October 26, 2017
Commenting, Lord Green of Deddington, Chairman of Migration Watch UK, said:
Given that net migration has averaged about 250,000 a year over the last ten years, the immigration assumption of 165,000 underlying the principal projection is extraordinarily low. This is serious because it will lead to inadequate planning for housing, schools, hospitals and infrastructure – as, indeed, we have seen in recent years. Yet again the ONS have been much too cautious.
It is also of note that, on the principal projection, immigration, including the effect on births, will account for 77% of population growth over the next 25 years. If immigration continues at the ONS high migration assumption, which is roughly present levels, the population will grow by almost ten million, of which 82% will be due to immigration – that is an additional eight million people.

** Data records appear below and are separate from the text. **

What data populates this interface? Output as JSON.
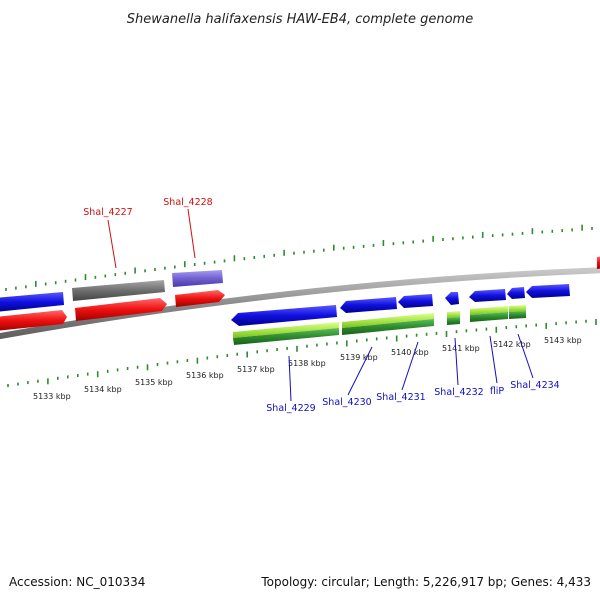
{
  "title": "Shewanella halifaxensis HAW-EB4, complete genome",
  "footer": {
    "accession": "Accession: NC_010334",
    "summary": "Topology: circular; Length: 5,226,917 bp; Genes: 4,433"
  },
  "colors": {
    "background": "#ffffff",
    "backbone": "#8c8c8c",
    "tick": "#2e8b2e",
    "forward_cds": "#1010e0",
    "forward_rna": "#e01010",
    "gene_gray": "#6e6e6e",
    "gene_purple": "#7060d0",
    "reverse_cds": "#1010e0",
    "reverse_gene_light": "#a0e040",
    "reverse_gene_dark": "#2e8b2e",
    "label_red": "#d01010",
    "label_blue": "#1010c0"
  },
  "scale": {
    "unit": "kbp",
    "labels": [
      "5133 kbp",
      "5134 kbp",
      "5135 kbp",
      "5136 kbp",
      "5137 kbp",
      "5138 kbp",
      "5139 kbp",
      "5140 kbp",
      "5141 kbp",
      "5142 kbp",
      "5143 kbp"
    ]
  },
  "genes": {
    "forward": [
      {
        "name": "Shal_4227",
        "kind": "gray"
      },
      {
        "name": "Shal_4228",
        "kind": "purple"
      }
    ],
    "reverse": [
      {
        "name": "Shal_4229"
      },
      {
        "name": "Shal_4230"
      },
      {
        "name": "Shal_4231"
      },
      {
        "name": "Shal_4232"
      },
      {
        "name": "fliP"
      },
      {
        "name": "Shal_4234"
      }
    ]
  }
}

This underlines the need for a successful Brexit which could substantially reduce recent levels of net EU migration, perhaps by 100,000 a year.
If immigration continues at around current levels, 45% of the increase in households in England over a 25 year period will be due to immigration – that is 110,000 new homes a year or one every five minutes, night and day. However, ONS statistics show that 90% of the additional households in England over the last ten years have had a foreign-born head.
A 2016 YouGov poll found that nearly three-quarters of respondents (73%) thought Britain was already either very or fairly crowded.